Alert on Symptoms, Not Causes

# BAD: Alerting on a cause (noisy)
- alert: HighCPU
  expr: cpu_usage > 80
  # CPU at 80% might be fine. This alert fires constantly.

# GOOD: Alerting on a symptom (actionable)
- alert: HighErrorRate
  expr: |
    sum(rate(http_requests_total{status_code=~"5.."}[5m]))
    / sum(rate(http_requests_total[5m])) > 0.01
  for: 5m  # Must persist for 5 minutes (not a blip)
  labels:
    severity: critical
  annotations:
    summary: "Error rate above 1% for 5 minutes"

# GOOD: Alerting on user-facing impact
- alert: HighLatency
  expr: |
    histogram_quantile(0.95, rate(http_request_duration_seconds_bucket[5m])) > 2
  for: 10m
  labels:
    severity: warning
  annotations:
    summary: "P95 latency above 2 seconds"

Severity Levels

Severity Response Example
Critical Page on-call immediately Error rate > 5%, service down
Warning Investigate during business hours P95 latency > 2s, disk > 80%
Info Review in daily standup Unusual traffic spike, deployment completed

Building Observable Applications: A Checklist

From Day One

  1. Structured logging with Pino or equivalent (JSON, not plaintext)
  2. Request ID propagation -- every log line includes a request/trace ID
  3. Health check endpoint -- /health returns service status and dependency checks
  4. Basic metrics -- request rate, error rate, latency (RED method)

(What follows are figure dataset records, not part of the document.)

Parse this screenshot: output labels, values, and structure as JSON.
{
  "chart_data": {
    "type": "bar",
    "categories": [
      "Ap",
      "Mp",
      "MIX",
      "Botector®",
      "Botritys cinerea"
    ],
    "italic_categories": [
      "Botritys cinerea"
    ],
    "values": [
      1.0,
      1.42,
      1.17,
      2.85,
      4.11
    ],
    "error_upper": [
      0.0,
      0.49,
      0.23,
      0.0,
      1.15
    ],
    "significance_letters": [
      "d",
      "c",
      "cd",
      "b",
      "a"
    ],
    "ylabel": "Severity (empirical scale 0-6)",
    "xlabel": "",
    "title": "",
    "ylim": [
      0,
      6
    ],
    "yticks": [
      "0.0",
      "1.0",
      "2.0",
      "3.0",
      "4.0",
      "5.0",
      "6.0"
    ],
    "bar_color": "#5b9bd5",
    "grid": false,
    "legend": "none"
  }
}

Before Going to Production

  1. OpenTelemetry integration -- automatic instrumentation for your framework and database
  2. Error tracking (Sentry, Bugsnag, or similar) with source maps
  3. Dashboards -- at minimum, the RED metrics and resource utilization
  4. Alerts -- error rate, latency, and critical dependency health

At Scale

  1. Custom spans around critical business logic
  2. SLIs and SLOs -- define what "healthy" means and alert on violations
  3. Runbooks linked from alerts -- every alert should tell the responder what to do
  4. Log retention policies -- not everything needs to be kept forever

Summary

Observability isn't optional -- it's how you maintain production systems. Start with structured logging (it's the lowest effort, highest value change), add Prometheus metrics for dashboards and alerting, and integrate OpenTelemetry tracing when you have multiple services. The open-source stack (OTel + Grafana + Loki + Prometheus + Jaeger) is mature and production-ready. For managed services, Grafana Cloud offers the best free tier. Whatever you choose, instrument your code before you need it -- adding observability during an incident is the worst time to start.